You don’t really know what you’re going to get
This is only true if you buy blind, without doing proper research on the developer and their past projects. In some cases the developer may use a different construction company to actually build their projects so that’s a big question to ask before signing on the dotted line. I always take my clients to visit previous projects done by that developer and builder in order to get a better understanding of quality.
You can also visit the showrooms of the kitchen and bathroom providers that will be hired for the project you’re considering investing in. This should give you a better idea of the finishes you’d be purchasing.
If construction has already begun, don’t hesitate to ask for a tour of the site or even better the actual property you’re considering. Sometimes, if you’re persuasive enough the sales staff will go the extra mile and arrange a visit (with all of the super cute protective gear in hand, get ready for helmet-hair!).
You need a big deposit
This really depends on which stage in the process you get involved in. If the developer is still waiting to reach a certain percentage of units sold in order to obtain construction financing (typically around 60 per cent), then yes – usually a 20 per cent deposit is required. However, if you’re purchasing later on in the process then you can negotiate a lower deposit! I’ve seen companies agree to as low as 5 per cent, given of course that the market conditions are on the buyer’s side.
Keep in mind that even if a 20 per cent deposit is required, it’s typically broken down into four payments, staggered over a long period of time, with the last payment due on the occupancy date which could be years away. This could very well give you the time to save up or liquidate other assets.
You will lose your deposit if the developer goes bankrupt or cancels the project
All deposits must be held in trust, in most cases by the solicitor of the developer. In the event that the project is cancelled (which we have seen happen recently with rising construction costs) you are entitled to receive your full deposit back within 10 days following the termination of the agreement.
In the worst case scenario of the developer refusing to return your deposit or going bankrupt, there is some protection offered by Tarion in Ontario- $20,000 in condo purchases and up to $100,000 in freehold purchases. Other provinces in Canada have their own warranty programs.
Developers only care about profits
While this may be true for some developers, I’ve worked with many who actually care about the final product and their clients’ buying experience.

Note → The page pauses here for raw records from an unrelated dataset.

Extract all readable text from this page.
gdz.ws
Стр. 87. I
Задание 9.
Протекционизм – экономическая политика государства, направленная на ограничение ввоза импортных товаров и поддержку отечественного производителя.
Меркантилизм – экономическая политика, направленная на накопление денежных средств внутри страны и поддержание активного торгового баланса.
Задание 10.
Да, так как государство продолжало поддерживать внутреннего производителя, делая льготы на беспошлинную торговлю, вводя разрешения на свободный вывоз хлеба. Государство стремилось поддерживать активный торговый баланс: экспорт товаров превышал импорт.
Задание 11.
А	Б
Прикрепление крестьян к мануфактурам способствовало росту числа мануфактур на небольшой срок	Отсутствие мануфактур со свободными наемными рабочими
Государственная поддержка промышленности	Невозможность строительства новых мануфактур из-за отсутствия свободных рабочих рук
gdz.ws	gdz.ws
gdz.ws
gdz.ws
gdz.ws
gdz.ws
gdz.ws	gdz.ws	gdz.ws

Yes, ultimately turning a profit is the main goal and the reason why they are embarking on the multi-year project. However, keeping a clean reputation is very important to most developers. I’ve seen companies go above and beyond their basic duties to ensure that their purchasers are completely satisfied with the final product and they overall journey.
Again, this comes down to doing your own due-diligence at every step of the process, especially before you firm up the sales contract and move forward with your investment. Research, ask for references, and don’t be shy to ask many questions.